Tom Crone’s speech on the Climate Emergency Budget

Lord Mayor, I would like to place on record my thanks for the hard work of council officers who have been involved with the process of setting this budget.

There is no doubt that the continued impacts of austerity make each year more of a challenge, and I am extremely grateful for the team work and resilience of council officers in all departments for keeping services running despite these huge challenges.

In recent years our budget amendments have consistently called for more money to be allocated to children’s services and adult social care. While the pressure on these services is still intense, the recent announcement that Liverpool will recruit 160 children’s social care staff, and the fact that adult social care is currently within budget, mean we have decided it is possible to turn attention this year to the defining emergency of a generation.

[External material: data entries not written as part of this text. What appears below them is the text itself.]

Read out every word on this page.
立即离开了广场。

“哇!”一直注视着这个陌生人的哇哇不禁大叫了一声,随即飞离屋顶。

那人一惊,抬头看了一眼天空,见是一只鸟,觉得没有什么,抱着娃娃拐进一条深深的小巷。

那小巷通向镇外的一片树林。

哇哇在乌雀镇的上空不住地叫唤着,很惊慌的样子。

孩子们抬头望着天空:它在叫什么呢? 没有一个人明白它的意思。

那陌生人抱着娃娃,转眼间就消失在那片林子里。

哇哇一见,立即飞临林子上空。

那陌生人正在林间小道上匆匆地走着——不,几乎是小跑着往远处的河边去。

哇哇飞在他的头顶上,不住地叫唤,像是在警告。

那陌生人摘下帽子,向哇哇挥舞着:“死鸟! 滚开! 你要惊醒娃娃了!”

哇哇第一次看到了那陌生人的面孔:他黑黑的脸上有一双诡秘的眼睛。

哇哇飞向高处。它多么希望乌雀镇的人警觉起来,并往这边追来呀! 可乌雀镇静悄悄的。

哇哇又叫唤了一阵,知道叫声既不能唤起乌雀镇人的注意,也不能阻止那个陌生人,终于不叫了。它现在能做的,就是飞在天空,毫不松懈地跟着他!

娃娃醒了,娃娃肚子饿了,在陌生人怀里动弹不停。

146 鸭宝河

That is the Climate Emergency that is being rightly declared in councils across the country. The UN has said we have 12 years left to cut our carbon emissions in half. Another report, also from the UN shows that the difference between 1.5 degrees centigrade and 2 degrees of warming, means millions more people impacted, the survival or extinction of all the world’s coral reefs, the disappearance of the northern ice caps. We have already warmed the planet by 1 degree, so the importance of action could not be starker.

It is not too late. The solutions are out there, all that is needed is for politicians to put their money where their mouths are and start the green revolution.

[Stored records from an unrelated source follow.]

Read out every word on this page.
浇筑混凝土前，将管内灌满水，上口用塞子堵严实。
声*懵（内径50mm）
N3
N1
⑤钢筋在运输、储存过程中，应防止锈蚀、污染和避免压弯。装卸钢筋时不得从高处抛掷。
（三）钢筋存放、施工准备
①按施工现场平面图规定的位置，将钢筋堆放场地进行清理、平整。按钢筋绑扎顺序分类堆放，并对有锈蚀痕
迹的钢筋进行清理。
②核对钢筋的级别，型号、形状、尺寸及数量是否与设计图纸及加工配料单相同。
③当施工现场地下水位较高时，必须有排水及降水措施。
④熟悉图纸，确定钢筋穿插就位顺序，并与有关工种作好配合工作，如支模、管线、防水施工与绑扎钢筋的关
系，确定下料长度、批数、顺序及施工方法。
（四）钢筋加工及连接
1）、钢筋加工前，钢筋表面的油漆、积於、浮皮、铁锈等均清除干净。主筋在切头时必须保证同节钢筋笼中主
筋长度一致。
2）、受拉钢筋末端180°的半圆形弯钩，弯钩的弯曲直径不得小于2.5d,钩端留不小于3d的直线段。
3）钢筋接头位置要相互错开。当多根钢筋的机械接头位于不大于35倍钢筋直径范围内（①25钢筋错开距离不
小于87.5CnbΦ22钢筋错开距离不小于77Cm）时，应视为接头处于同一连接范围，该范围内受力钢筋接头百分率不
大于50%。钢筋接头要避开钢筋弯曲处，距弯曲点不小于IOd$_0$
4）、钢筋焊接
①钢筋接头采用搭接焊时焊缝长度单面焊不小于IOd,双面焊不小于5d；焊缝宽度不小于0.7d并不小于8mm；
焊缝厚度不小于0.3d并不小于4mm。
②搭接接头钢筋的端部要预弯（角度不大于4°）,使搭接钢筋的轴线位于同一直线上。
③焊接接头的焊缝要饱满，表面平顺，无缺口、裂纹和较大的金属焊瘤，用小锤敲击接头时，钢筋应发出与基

That is exactly what our budget amendment does.

We propose the creation of a £120m Climate Emergency Fund. This will give a budget of 30m per year for the next four years to be spent on carbon reduction measures. Tried and tested technologies, such as renewable energy installations, home insulation and sustainable transport, as well as new pioneering ideas, which Liverpool can become a leader in, such as carbon extraction and moving away from private car ownership via the promotion of a council run, city wide, community car club.

None of these actions alone is revolutionary, but taken together they represent the beginning of a Green Revolution.

This investment will benefit the people of Liverpool, not just because our air will be cleaner, our roads less congested and the climate less at threat, but in more direct ways too.

With better insulated homes, we can start to tackle the scourge of fuel poverty. As shared ownership of vehicles becomes the norm, people who can’t afford a car today, will in the future have access to one. With the investment in these vital green measures, we will create jobs and new opportunities for Liverpool based businesses.

I am in no doubt that given the pressure on council finances, to really achieve long term ecological sustainability we will need government investment as well. But we cannot afford to wait for Whitehall to decide there is a climate emergency. The Intergovernmental Panel on Climate Change has already made this abundantly clear, so it is the responsibility of every decision maker at every level in every country to do whatever they can to secure the future for our children and all generations after that.

We can decide tonight to respond, to make changes to our business as usual plans and start a journey towards a greener future, or we can duck the decision and kick the can further down the road. Only there is not much road left, we are close to the cliff edge.

Its decision time. Tonight we choose to invest £120m in Liverpool’s transformation, or we decide instead to put most of that money into road repairs.

I spend time on Liverpool’s roads like everyone in this room, so I know they are in urgent need of investment. That is why our budget only takes a portion of the highways investment fund. Each year we will still allocate an additional 10-15m for road repairs, so a significant increase. We feel this is an adequate sum to address the most urgent repairs to make the roads as safe as possible for all road users.

Therefore we have a choice between committing enormous sums laying down more tarmac so that we can carry on as before, or we can face up to the challenges before us and choose a new path.

And lets be in no doubt, approving our amendment tonight will put Liverpool on the map. This will be a major statement from one of the country’s major cities that enough is enough. It will show the way for other local authorities, and it might even finally shame the government into action. If we can take decisive action despite everything they have thrown at us, then what on earth are they waiting for?

With half the world’s population living in cities, and over half the world’s carbon emissions coming from cities we have to be the leaders on this issue. With our coast line, our wind (which as a cyclist I am all too aware of), and much more sun than Manchester, Liverpool is in prime position to lead the way on renewable energy.

Liverpool is a city which knows how to pull together in a crisis, a city that has reinvented itself before, and which can do it again. If we as city leaders show vision and leadership there is no limit to what we can achieve.

I therefore recommend this Climate Emergency Budget to council and urge you to support it.